Dies besagt, dass der Server ein RSA-Zertifikat für den Schlüsselaustausch bereitstellen muss und dass die Verschlüsselung AES_128_CBC und der Mac SHA sein sollte.

In den httpd mod_ssl-Dokumenten bedeutet dies:

SSLCipherSuite aRSA:kRSA:AES128-CBC:SHA  

Informationen zu SSLCipherSuites finden Sie hier unter httpd .

In der Vergangenheit habe ich meinen Blog-Beitrag mit dem Titel: Sperren von SSLv2 in Apache verwendet , um dies für TLSv1.1 zu tun.
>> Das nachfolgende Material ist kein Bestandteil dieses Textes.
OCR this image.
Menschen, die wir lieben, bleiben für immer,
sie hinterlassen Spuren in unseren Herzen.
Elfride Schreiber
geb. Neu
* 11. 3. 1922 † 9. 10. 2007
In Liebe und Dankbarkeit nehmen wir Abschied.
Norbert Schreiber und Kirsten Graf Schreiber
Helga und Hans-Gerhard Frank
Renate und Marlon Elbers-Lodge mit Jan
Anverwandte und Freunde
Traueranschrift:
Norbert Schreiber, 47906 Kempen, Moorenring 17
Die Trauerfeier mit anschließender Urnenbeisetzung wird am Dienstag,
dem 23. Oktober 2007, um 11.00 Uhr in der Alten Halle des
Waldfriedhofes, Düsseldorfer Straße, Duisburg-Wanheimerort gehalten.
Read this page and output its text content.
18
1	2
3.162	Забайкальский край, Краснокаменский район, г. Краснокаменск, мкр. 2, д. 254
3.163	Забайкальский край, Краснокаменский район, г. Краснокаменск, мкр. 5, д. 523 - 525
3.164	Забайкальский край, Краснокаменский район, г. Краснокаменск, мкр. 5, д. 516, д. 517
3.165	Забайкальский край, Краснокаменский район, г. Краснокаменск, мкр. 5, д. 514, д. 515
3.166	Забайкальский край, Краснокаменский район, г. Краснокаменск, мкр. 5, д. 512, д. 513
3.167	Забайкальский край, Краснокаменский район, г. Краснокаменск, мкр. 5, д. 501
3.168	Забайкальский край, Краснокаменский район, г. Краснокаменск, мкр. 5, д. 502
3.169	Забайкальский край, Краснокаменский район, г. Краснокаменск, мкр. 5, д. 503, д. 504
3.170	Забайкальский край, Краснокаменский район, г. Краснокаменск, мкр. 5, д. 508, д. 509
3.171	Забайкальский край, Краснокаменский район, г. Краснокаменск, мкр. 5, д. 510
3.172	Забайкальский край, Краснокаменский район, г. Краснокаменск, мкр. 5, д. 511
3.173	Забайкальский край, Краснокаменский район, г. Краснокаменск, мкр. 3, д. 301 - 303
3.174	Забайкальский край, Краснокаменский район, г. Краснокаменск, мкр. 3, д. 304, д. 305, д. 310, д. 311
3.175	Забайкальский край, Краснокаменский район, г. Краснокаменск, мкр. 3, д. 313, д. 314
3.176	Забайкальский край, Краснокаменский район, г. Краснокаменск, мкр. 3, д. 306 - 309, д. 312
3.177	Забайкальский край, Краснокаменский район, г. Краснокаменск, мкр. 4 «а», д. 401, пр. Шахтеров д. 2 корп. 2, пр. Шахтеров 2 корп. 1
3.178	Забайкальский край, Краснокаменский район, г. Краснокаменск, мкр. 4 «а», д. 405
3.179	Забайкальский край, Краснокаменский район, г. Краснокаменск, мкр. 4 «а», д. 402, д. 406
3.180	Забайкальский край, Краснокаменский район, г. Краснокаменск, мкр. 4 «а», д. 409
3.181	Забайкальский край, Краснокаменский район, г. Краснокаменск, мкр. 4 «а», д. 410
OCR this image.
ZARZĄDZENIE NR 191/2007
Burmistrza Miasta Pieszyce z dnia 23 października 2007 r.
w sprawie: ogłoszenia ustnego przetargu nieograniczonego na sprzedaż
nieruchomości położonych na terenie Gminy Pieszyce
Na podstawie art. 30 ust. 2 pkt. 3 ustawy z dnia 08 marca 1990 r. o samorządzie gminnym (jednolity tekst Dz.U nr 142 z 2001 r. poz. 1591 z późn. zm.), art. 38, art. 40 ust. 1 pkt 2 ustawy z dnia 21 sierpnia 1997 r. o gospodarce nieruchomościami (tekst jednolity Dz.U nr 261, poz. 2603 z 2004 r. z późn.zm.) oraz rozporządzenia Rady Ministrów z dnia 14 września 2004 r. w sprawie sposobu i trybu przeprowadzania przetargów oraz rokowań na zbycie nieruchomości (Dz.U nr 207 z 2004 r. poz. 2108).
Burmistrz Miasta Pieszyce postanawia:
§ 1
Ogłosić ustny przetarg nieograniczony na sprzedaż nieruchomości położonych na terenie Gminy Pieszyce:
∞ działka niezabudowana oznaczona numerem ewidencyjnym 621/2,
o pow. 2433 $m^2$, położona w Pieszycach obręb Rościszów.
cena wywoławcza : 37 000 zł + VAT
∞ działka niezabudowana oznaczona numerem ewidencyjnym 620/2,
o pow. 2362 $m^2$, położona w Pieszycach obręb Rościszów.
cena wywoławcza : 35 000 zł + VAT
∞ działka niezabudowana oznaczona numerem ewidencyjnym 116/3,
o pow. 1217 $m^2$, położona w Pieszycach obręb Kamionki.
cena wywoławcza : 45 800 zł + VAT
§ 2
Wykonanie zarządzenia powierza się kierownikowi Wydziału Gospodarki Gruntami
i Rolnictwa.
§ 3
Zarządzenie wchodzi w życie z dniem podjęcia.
Alles auf dieser Seite sollte immer noch relevant sein. Sie müssen lediglich die CipherSuites + die Versionen ändern openssl.

slm
quelle
Mit OpenSSL 1.0.1 oder höher ist das ganz einfach. Das Problem ist, dass RHEL6 / CentOS / SL6 nicht mit einer ausreichend aktuellen OpenSSL ausgeliefert wird.
Michael Ekstrand
@MichaelEkstrand - warum das Downvote?
slm
@sim Weil deine Antwort zwar gut ist, aber eine andere Frage beantwortet. Das Problem ist nicht die Apache-Konfiguration. es funktioniert auf RHEL6, das OpenSSL 1.0.0 liefert.
Michael Ekstrand
0

Ich habe kürzlich das gleiche Problem für einen Freund im Zusammenhang mit POODLE untersucht.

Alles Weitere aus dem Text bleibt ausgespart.